Sodium and chloride transport across the isolated porcine gallbladder

Porcine gallbladder, stripped of serosal muscle, mounted in Ussing chambers, and bathed in plasma-like Ringer solution generates a serosal positive transepithelial potential of 4-7 mV and a short-circuit current (I(sc)) of 50-120 μA/cm². Substitution of Cl with gluconate or HCO₃ with N-2-hydroxyethylpiperazine-N'-2-ethanesulfonic acid (HEPES) results in a 50% decrease in I(sc). Treatment with 1 mM amiloride (mucosal side) or 0.1 mM acetazolamide (both sides) causes 25-27% inhibition of the I(sc). Mucosal addition of 4,4'-diisothiocyanostilbene-2,2'-disulfonic acid inhibits the I(sc) by 17%. Serosal addition of 0.1 mM bumetanide inhibits the I(sc) by 28%. Amiloride (1 mM) inhibits the net transepithelial fluxes of Na and Cl by 55 and 41%, respectively. Substitution of Cl with gluconate inhibits the net Na flux by 50%, whereas substitution of HCO₃ with HEPES inhibits 85-90% of the net Na flux and changes Cl absorption to net secretion. Based on these results, its is hypothesized that Na and Cl transport across the apical membrane is mediated by two pathways, Na-H/Cl-HCO₃ exchange and Na-HCO₃ cotransport.
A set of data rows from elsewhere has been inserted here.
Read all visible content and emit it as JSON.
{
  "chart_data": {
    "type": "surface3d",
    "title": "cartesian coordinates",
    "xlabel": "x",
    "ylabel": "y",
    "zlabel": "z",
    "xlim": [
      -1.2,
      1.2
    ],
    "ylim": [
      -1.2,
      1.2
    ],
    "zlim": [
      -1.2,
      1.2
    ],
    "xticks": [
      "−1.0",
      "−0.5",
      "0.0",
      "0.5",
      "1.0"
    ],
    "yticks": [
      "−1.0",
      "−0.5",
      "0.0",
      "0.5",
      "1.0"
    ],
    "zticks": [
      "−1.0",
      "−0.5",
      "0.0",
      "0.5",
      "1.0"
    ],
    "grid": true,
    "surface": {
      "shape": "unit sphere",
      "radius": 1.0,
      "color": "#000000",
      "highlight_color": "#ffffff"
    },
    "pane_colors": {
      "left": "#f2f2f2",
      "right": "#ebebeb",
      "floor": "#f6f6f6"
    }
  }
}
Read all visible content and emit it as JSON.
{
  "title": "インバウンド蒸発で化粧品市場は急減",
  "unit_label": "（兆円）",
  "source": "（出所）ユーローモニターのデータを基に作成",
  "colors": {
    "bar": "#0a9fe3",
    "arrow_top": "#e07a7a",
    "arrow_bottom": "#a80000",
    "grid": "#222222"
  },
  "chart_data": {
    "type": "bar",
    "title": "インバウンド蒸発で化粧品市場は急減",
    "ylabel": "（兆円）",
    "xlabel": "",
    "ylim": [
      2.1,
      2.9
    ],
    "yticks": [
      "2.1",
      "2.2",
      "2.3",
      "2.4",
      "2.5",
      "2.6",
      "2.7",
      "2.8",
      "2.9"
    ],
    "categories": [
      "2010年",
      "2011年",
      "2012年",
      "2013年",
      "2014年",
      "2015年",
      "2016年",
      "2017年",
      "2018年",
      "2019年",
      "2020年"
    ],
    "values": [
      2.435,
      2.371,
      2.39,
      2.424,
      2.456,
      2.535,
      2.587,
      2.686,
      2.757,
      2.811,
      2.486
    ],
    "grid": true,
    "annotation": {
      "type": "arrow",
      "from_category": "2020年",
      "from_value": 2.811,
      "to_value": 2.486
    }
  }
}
Partial recycling of Cl and HCO₃ presumably occurs through a Cl conductive pathway and Cl-HCO₃ exchange, respectively, in the apical membrane. This results in net Na absorption, which accounts for most of the I(sc) observed under basal conditions. The effect of bumetanide on the basolateral membrane and the fact that Cl secretion occurs when HCO₃ is absent suggests that Cl secretion involves a basolateral NaCl or Na-K-Cl cotransport system arranged in series with a Cl conductive pathway in the apical membrane.